Heyecanları zirve yapmıştı, uzun kuyruklar oluşturarak saatlerce seçim sandıklarında oy kullanmak için beklediler.
Kendilerine geç kalkınmışlığın telaşıydı bekli, heyecanla kullandıkları oylar sonucunu tahmin daha edemediler/edemezlerdi...
Ayrışmak / ayrıştırmak/ ötekileştirmek için bahane çok.
Kendini üstün bir varlık görerek öne sürenden, mesleğini insanın gözüne sokandan, yakalarında kartvizit takıp dolaşanlardan, “ben oldum” diyerek ortalıkta afra tafra dolaşanlardan bu ülke çok çekti ve halen çok çekiyor.

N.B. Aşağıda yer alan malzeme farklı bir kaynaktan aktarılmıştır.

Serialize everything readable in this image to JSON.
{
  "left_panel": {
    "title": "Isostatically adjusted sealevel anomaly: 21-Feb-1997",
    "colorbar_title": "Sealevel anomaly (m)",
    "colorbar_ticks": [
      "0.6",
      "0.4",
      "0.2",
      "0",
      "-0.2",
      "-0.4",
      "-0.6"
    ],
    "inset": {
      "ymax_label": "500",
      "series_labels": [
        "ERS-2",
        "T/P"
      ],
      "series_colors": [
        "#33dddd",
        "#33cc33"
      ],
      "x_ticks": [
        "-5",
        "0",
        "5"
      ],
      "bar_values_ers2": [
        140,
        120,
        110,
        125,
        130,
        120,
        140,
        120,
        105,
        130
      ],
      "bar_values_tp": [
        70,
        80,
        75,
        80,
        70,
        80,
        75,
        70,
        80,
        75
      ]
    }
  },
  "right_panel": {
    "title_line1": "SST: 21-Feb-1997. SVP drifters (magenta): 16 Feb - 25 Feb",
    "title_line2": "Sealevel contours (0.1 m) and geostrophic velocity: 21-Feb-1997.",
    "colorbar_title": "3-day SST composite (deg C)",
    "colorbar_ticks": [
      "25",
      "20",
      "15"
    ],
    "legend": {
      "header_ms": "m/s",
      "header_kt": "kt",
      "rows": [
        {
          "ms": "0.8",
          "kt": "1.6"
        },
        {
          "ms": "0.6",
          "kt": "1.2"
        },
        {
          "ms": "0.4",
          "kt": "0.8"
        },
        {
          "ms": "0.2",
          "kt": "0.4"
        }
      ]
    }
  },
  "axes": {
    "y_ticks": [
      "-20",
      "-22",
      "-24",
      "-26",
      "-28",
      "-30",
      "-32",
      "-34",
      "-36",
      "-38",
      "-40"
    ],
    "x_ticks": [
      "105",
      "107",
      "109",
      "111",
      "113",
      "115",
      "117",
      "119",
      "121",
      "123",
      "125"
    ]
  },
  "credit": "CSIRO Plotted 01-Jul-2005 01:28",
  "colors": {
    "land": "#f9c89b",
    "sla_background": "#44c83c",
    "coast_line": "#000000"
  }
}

Mütevazilik hak getire ve görgü!
Görgü görmekle alakalı, âmâ öyle böyle görmek değil, her gördüğü kareyi elinde taşıdığı akıllı telefonuna kaydetmek/ kaydedince “gördüm” demek değil...
Görmek! Görmek demek…!
Başa dönersek top sahasında halen top çeviriyorum oradan oraya...
Avrupa’ ya yeni gelenlerin hem entegre olmaları bütün görgü kurallarını sil baştan öğrenmeleri için yıllar gerekecek.
Burası Dingo’nun Ahırı değil, bu fark edilecek eminim.
Avrupa ya entegre olmaları uzun sereceğe benziyor ve kendi halklarıyla barışık, yargısız, nazik,mütevazi, empati kurmaları konusunda bayağı bir yol kat etmeleri gerekiyor.
Gelelim “Dar Hejiroke” meselesine...
Annemle Diyarbakır’ da bir yerden bir yere gideceğiz onu ta evden çıkmadan sıkı sıkı tembihliyorum.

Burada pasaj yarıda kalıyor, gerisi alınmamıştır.